The government has today (Janauary 29) avoided confirming an analogue radio switch-off in its Digital Britain report. Communications minister, Lord Carter, says there is no reason why analogue and digital radio cannot not exist together.
The report says the government is committed to making DAB a “primary distribution network” for radio. It says DAB has become “the medium of consumer choice” in the UK and the “platform of choice for digital radio listening”.
Carter pledges the government will now work with the BBC to see how it can improve its DAB coverage to at least match FM, and has called on the radio industry to improve the quality and range of its current DAB services.
The report rejects proposals for an extension of commercial radio’s existing analogue and digital radio licences, but instead says an independent review of the future provision and regulation of local commercial radio will take place.
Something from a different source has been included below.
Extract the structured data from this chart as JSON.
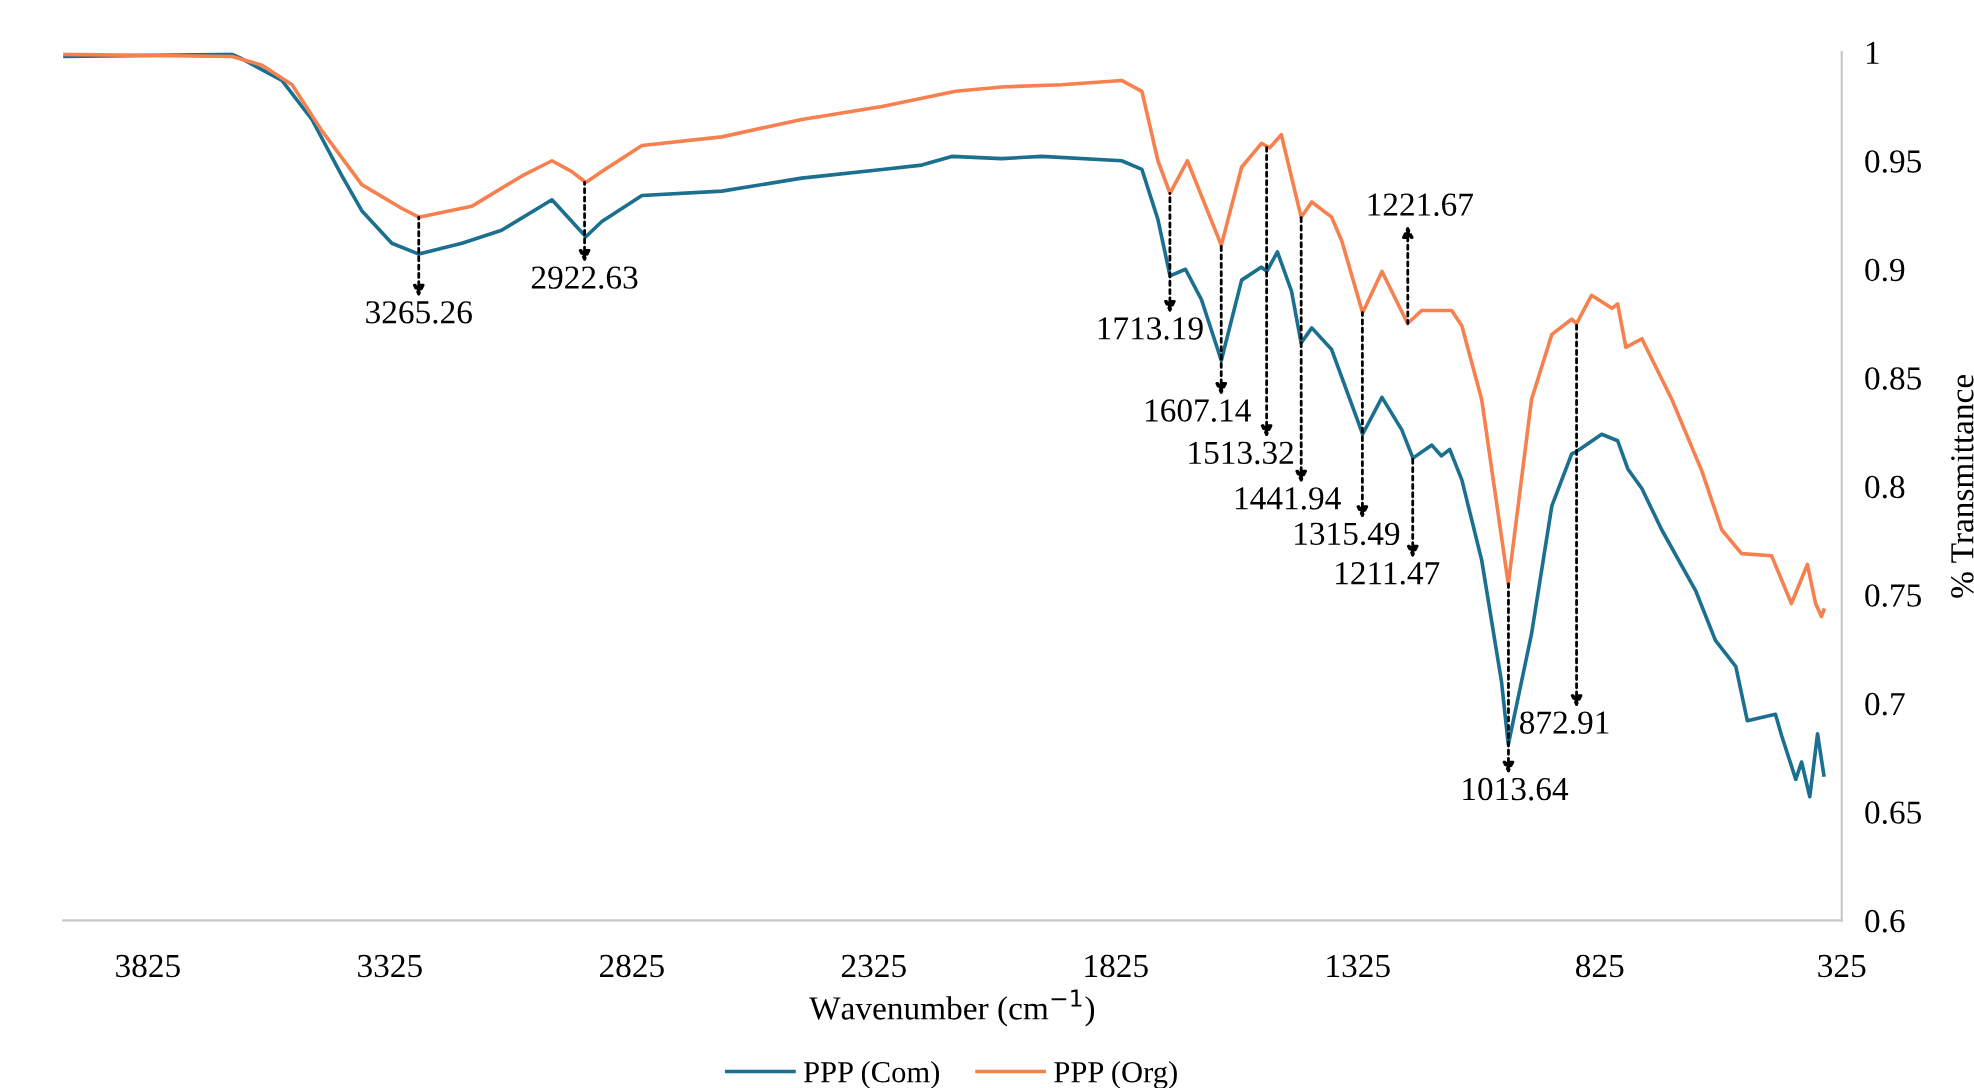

It says: “The government and Ofcom will have key roles to play in providing for a digital future for radio, but this in itself will not be enough. We will expect the radio industry to strengthen its consumer proposition in terms of new and innovative content and to take advantage of the technological developments that DAB can offer.”
It stresses there is no need to address the issue of a switch-off of the analogue radio signal, in the same way as television.
A digital migration plan in radio will not begin until digital radio accounts for more than 50% of all radio listening and national DAB coverage met current FM levels it adds – digital radio currently accounts for 18.3% of all radio listening.
It also says local DAB must reach 90% of the population and all major roads before migration could begin – a target it says is unlikely to be met before 2015.
In order to speed this up, the government will create a “digital radio delivery group”, including manufacturers, consumer representatives, commercial radio groups and the BBC, with a role to “increase the attractiveness, availability and affordability of DAB and to advise on the digital migration plan”.
It will also conduct a cost-benefit analysis of digital migration and will grant a one-off, five-year extension of existing community radio licence, and re-examine the rules on the funding of community radio.